Ne İseniz O Olmaya Cesaretiniz Var mı




Düşünmeye cesaret etmek yetmiyor…

Olmaya cesaretimiz var mı?

Sürekli bilinmeyene yürümekten başımızın döndüğü yaşam macerasında iki ayaklı temel soru…

Düşünmek –bilmek-‘ ile ‘olmak’!
∘∘∘


Suyun, kolay yolu bulup akıp gitmesine benziyor, içine fırlatıldığınız toplumlarda sizin için çizilmiş patikalara gözünüz kapalı girmeniz.

Su akıp gidiyor, ancak siz tıkanıyorsunuz, size özel yapıldığını sandığınız patika çıkmaz!

Yolun yarısını kat ettikten sonra dipten vuruyor gerçeğin ürperten dondurucu rüzgârları:

Kimse için konfeksiyon yol yok; dağ bayır kendi yolunuzu bulacaksınız, bulamazsanız kendinize yenisini yapacaksınız…
∘∘∘


Yapamazsanız boynunuzu eğip oturacaksınız!

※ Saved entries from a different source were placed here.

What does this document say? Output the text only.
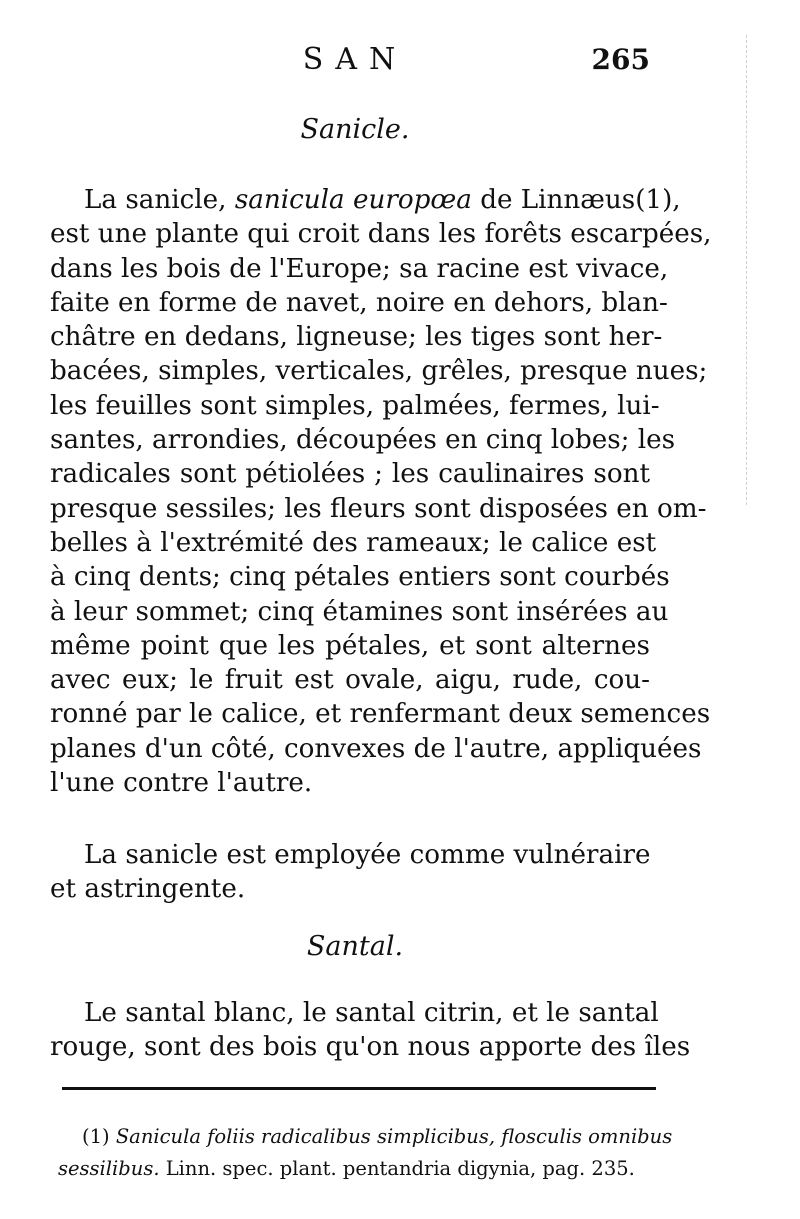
SAN	265
Sanicle.
La sanicle, sanicula europœa de Linnæus(1),
est une plante qui croit dans les forêts escarpées,
dans les bois de l'Europe; sa racine est vivace,
faite en forme de navet, noire en dehors, blan-
châtre en dedans, ligneuse; les tiges sont her-
bacées, simples, verticales, grêles, presque nues;
les feuilles sont simples, palmées, fermes, lui-
santes, arrondies, découpées en cinq lobes; les
radicales sont pétiolées ; les caulinaires sont
presque sessiles; les fleurs sont disposées en om-
belles à l'extrémité des rameaux; le calice est
à cinq dents; cinq pétales entiers sont courbés
à leur sommet; cinq étamines sont insérées au
même point que les pétales, et sont alternes
avec eux; le fruit est ovale, aigu, rude, cou-
ronné par le calice, et renfermant deux semences
planes d'un côté, convexes de l'autre, appliquées
l'une contre l'autre.
La sanicle est employée comme vulnéraire
et astringente.
Santal.
Le santal blanc, le santal citrin, et le santal
rouge, sont des bois qu'on nous apporte des îles
(1) Sanicula foliis radicalibus simplicibus, flosculis omnibus
sessilibus. Linn. spec. plant. pentandria digynia, pag. 235.
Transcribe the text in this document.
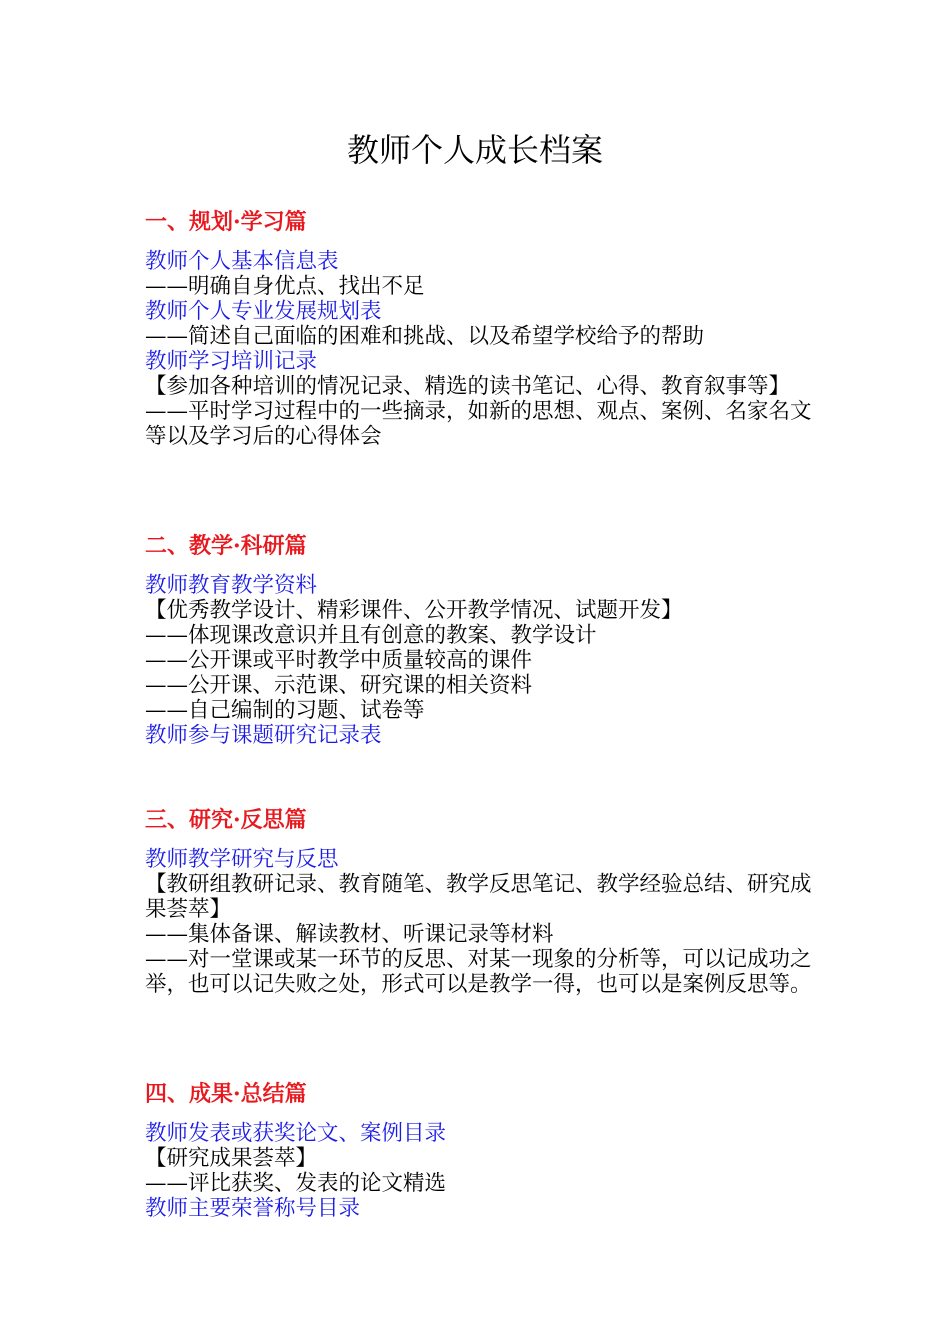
教师个人成长档案
一、规划·学习篇

教师个人基本信息表

——明确自身优点、找出不足

教师个人专业发展规划表

——简述自己面临的困难和挑战、以及希望学校给予的帮助

教师学习培训记录

【参加各种培训的情况记录、精选的读书笔记、心得、教育叙事等】

——平时学习过程中的一些摘录，如新的思想、观点、案例、名家名文等以及学习后的心得体会

二、教学·科研篇

教师教育教学资料

【优秀教学设计、精彩课件、公开教学情况、试题开发】

——体现课改意识并且有创意的教案、教学设计

——公开课或平时教学中质量较高的课件

——公开课、示范课、研究课的相关资料

——自己编制的习题、试卷等

教师参与课题研究记录表

三、研究·反思篇

教师教学研究与反思

【教研组教研记录、教育随笔、教学反思笔记、教学经验总结、研究成果荟萃】

——集体备课、解读教材、听课记录等材料

——对一堂课或某一环节的反思、对某一现象的分析等，可以记成功之举，也可以记失败之处，形式可以是教学一得，也可以是案例反思等。

四、成果·总结篇

教师发表或获奖论文、案例目录

【研究成果荟萃】

——评比获奖、发表的论文精选

教师主要荣誉称号目录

Kalabalıklara karışıp görünmez olacaksınız…

Sıranızı bekleyeceksiniz…
∘∘∘


İçinizde uyuyan sonsuz aşk, yeteneğiniz, sizin yolunuz…

Yeteneğiniz kaderinizdir…

Kaderinizi sevmekten başka çareniz olmadığını anlatır, kolayca girdiğiniz konfeksiyon yolların çıkmaza saplanması.
∘∘∘



Kaderinizi sevmenin yolu öncelikle içinizde uyuyan yeteneğini uyandırmaktan geçiyor.

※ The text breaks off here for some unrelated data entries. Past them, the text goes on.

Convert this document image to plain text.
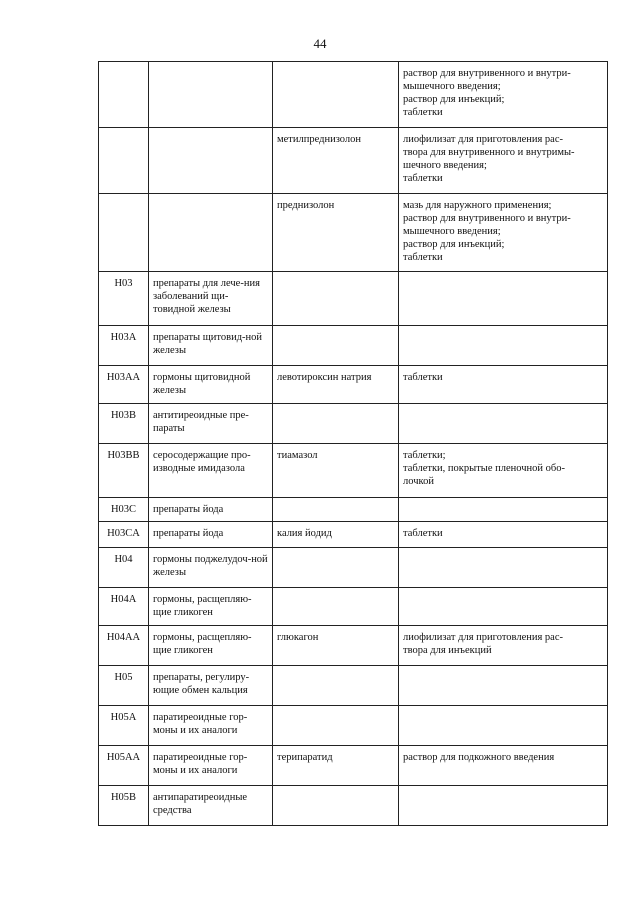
44

			раствор для внутривенного и внутри-
мышечного введения;
раствор для инъекций;
таблетки

		метилпреднизолон	лиофилизат для приготовления рас-
твора для внутривенного и внутримы-
шечного введения;
таблетки

		преднизолон	мазь для наружного применения;
раствор для внутривенного и внутри-
мышечного введения;
раствор для инъекций;
таблетки

H03	препараты для лече-ния заболеваний щи-товидной железы		
H03A	препараты щитовид-ной железы		
H03AA	гормоны щитовидной железы	левотироксин натрия	таблетки

H03B	антитиреоидные пре-параты		
H03BB	серосодержащие про-изводные имидазола	тиамазол	таблетки;
таблетки, покрытые пленочной обо-
лочкой

H03C	препараты йода		
H03CA	препараты йода	калия йодид	таблетки

H04	гормоны поджелудоч-ной железы		
H04A	гормоны, расщепляю-щие гликоген		
H04AA	гормоны, расщепляю-щие гликоген	глюкагон	лиофилизат для приготовления рас-
твора для инъекций

H05	препараты, регулиру-ющие обмен кальция		
H05A	паратиреоидные гор-моны и их аналоги		
H05AA	паратиреоидные гор-моны и их аналоги	терипаратид	раствор для подкожного введения

H05B	антипаратиреоидные средства		
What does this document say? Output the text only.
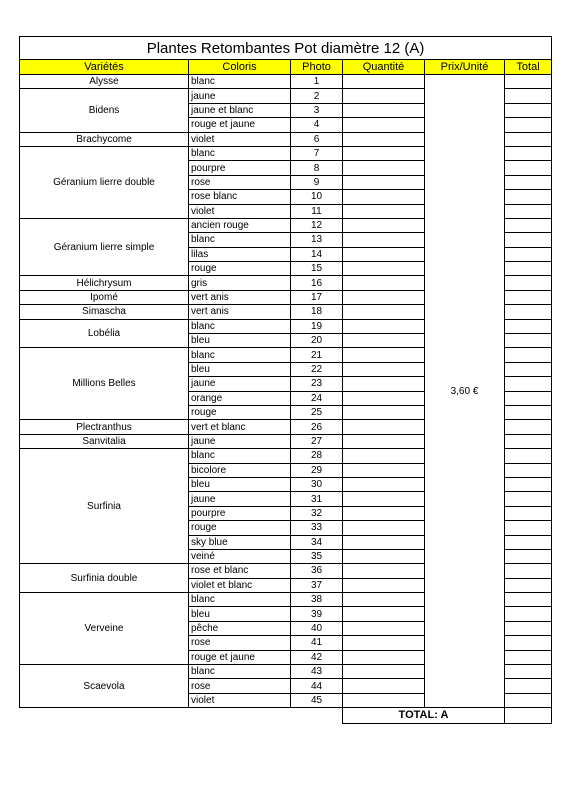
Plantes Retombantes Pot diamètre 12 (A)					
Variétés	Coloris	Photo	Quantité	Prix/Unité	Total
Alysse	blanc	1		3,60 €	
Bidens	jaune	2			
	jaune et blanc	3			
	rouge et jaune	4			
Brachycome	violet	6			
Géranium lierre double	blanc	7			
	pourpre	8			
	rose	9			
	rose blanc	10			
	violet	11			
Géranium lierre simple	ancien rouge	12			
	blanc	13			
	lilas	14			
	rouge	15			
Hélichrysum	gris	16			
Ipomé	vert anis	17			
Simascha	vert anis	18			
Lobélia	blanc	19			
	bleu	20			
Millions Belles	blanc	21			
	bleu	22			
	jaune	23			
	orange	24			
	rouge	25			
Plectranthus	vert et blanc	26			
Sanvitalia	jaune	27			
Surfinia	blanc	28			
	bicolore	29			
	bleu	30			
	jaune	31			
	pourpre	32			
	rouge	33			
	sky blue	34			
	veiné	35			
Surfinia double	rose et blanc	36			
	violet et blanc	37			
Verveine	blanc	38			
	bleu	39			
	pêche	40			
	rose	41			
	rouge et jaune	42			
Scaevola	blanc	43			
	rose	44			
	violet	45			
			TOTAL: A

Sizden başka kim yapabilir?

Önce kendinize dönüp duygu haritanıza dalarak ne olduğunuzu, ne için doğduğunuzu keşfetmeye cüret edeceksiniz.

Ardından keşiflerinizin izinden yürüyüp kendiniz olacak kadar cesur olmak zorundasınız.

Ve kaderini sevmeli insan…

Başka teklifsiz girebileceği sığınağı olmadığını anlamalı.
∘∘∘



Kendinizi izlerken hangi ahlakçıya gönlünüz sıcaksa ona yakın durun, hepsi işinizi kolaylaştıracaktır.

‘Bilmek’ de ‘olmak’ da dikkat ister.

Buda mı, Hz. Muhammed mi, Hz İsa mı, seküler bir ahlak mı?

Yalnızca bilmeyin aynı zamanda ‘ol’un!

Buda’nın ne dediğini sadece bilmeyin, Buda olun!

Hz Muhammed’i yalnızca bilmeyin, O’nun gibi olmaya çabalayın!

Tümü sizi kendinize yakınlaştıracaktır.